SASSARI – Il Latte Dolce punta sul vivaio e scommette sui giovani. Una filosofia diventata risposta all'esigenza ed opportunità per la società biancolceleste, che sul Settore giovanile investe tempo, competenze e risorse nel tentativo di costruire un importante serbatoio di opportunità per il team e per l'intero movimento isolano e nazionale. Lavorare sui giovani, coltivare i semi e farli diventare alberi solidi e forti, sfruttando all'occorrenza il sostegno e la sinergia attivata con alcune delle più importanti realtà calcistiche dell'Italia del pallone, come la Roma.

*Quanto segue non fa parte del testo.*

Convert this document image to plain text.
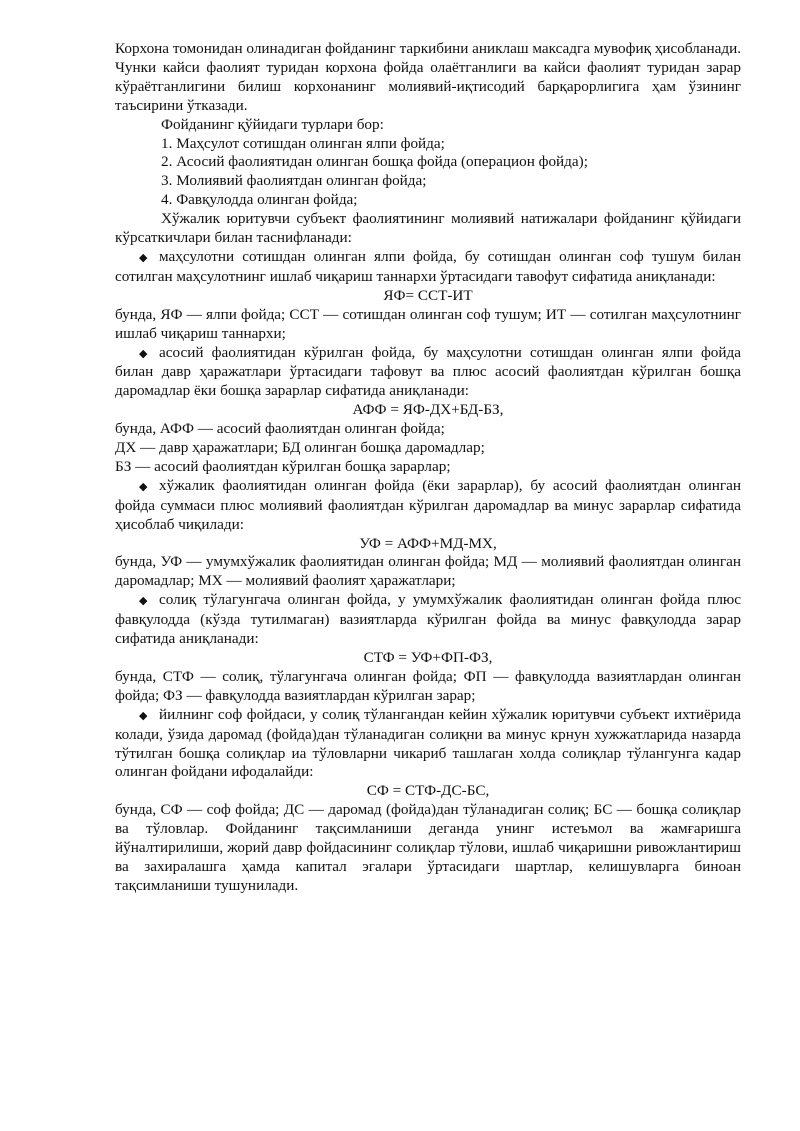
Корхона томонидан олинадиган фойданинг таркибини аниклаш максадга мувофиқ ҳисобланади. Чунки кайси фаолият туридан корхона фойда олаётганлиги ва кайси фаолият туридан зарар кўраётганлигини билиш корхонанинг молиявий-иқтисодий барқарорлигига ҳам ўзининг таъсирини ўтказади.

Фойданинг қўйидаги турлари бор:

1. Маҳсулот сотишдан олинган ялпи фойда;

2. Асосий фаолиятидан олинган бошқа фойда (операцион фойда);

3. Молиявий фаолиятдан олинган фойда;

4. Фавқулодда олинган фойда;

Хўжалик юритувчи субъект фаолиятининг молиявий натижалари фойданинг қўйидаги кўрсаткичлари билан таснифланади:

◆ маҳсулотни сотишдан олинган ялпи фойда, бу сотишдан олинган соф тушум билан сотилган маҳсулотнинг ишлаб чиқариш таннархи ўртасидаги тавофут сифатида аниқланади:

ЯФ= ССТ-ИТ

бунда, ЯФ — ялпи фойда; ССТ — сотишдан олинган соф тушум; ИТ — сотилган маҳсулотнинг ишлаб чиқариш таннархи;

◆ асосий фаолиятидан кўрилган фойда, бу маҳсулотни сотишдан олинган ялпи фойда билан давр ҳаражатлари ўртасидаги тафовут ва плюс асосий фаолиятдан кўрилган бошқа даромадлар ёки бошқа зарарлар сифатида аниқланади:

АФФ = ЯФ-ДХ+БД-БЗ,

бунда, АФФ — асосий фаолиятдан олинган фойда;

ДХ — давр ҳаражатлари; БД олинган бошқа даромадлар;

БЗ — асосий фаолиятдан кўрилган бошқа зарарлар;

◆ хўжалик фаолиятидан олинган фойда (ёки зарарлар), бу асосий фаолиятдан олинган фойда суммаси плюс молиявий фаолиятдан кўрилган даромадлар ва минус зарарлар сифатида ҳисоблаб чиқилади:

УФ = АФФ+МД-МХ,

бунда, УФ — умумхўжалик фаолиятидан олинган фойда; МД — молиявий фаолиятдан олинган даромадлар; МХ — молиявий фаолият ҳаражатлари;

◆ солиқ тўлагунгача олинган фойда, у умумхўжалик фаолиятидан олинган фойда плюс фавқулодда (кўзда тутилмаган) вазиятларда кўрилган фойда ва минус фавқулодда зарар сифатида аниқланади:

СТФ = УФ+ФП-ФЗ,

бунда, СТФ — солиқ, тўлагунгача олинган фойда; ФП — фавқулодда вазиятлардан олинган фойда; ФЗ — фавқулодда вазиятлардан кўрилган зарар;

◆ йилнинг соф фойдаси, у солиқ тўлангандан кейин хўжалик юритувчи субъект ихтиёрида колади, ўзида даромад (фойда)дан тўланадиган солиқни ва минус крнун хужжатларида назарда тўтилган бошқа солиқлар иа тўловларни чикариб ташлаган холда солиқлар тўлангунга кадар олинган фойдани ифодалайди:

СФ = СТФ-ДС-БС,

бунда, СФ — соф фойда; ДС — даромад (фойда)дан тўланадиган солиқ; БС — бошқа солиқлар ва тўловлар. Фойданинг тақсимланиши деганда унинг истеъмол ва жамғаришга йўналтирилиши, жорий давр фойдасининг солиқлар тўлови, ишлаб чиқаришни ривожлантириш ва захиралашга ҳамда капитал эгалари ўртасидаги шартлар, келишувларга биноан тақсимланиши тушунилади.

Per lunedì 10 aprile, a partire dalle ore 15, sui campi in sintetico di Via Cilea, il Latte Dolce, in collaborazione con la Roma, organizza un raduno riservato a giovani calciatori nati fra il 1 gennaio 2003 ed il 31 dicembre 2004, con Massimo Tarantino responsabile tecnico del raduno. «Per i ragazzi, sarà l'occasione per testarsi e confrontarsi, per imparare e crescere – spiega il responsabile tecnico del Settore giovanile biancoceleste Marco Bottegoni - Noi ci crediamo sempre, e speriamo che uno dei nostri giovani calciatori possa approdare a palcoscenici importanti. Gli esempi non mancano, come nel caso di Ivan Delrio e Simone Ravot, entrambi in forza alla nostra prima squadra con alle spalle una preziosa esperienza vissuta proprio in giallorosso».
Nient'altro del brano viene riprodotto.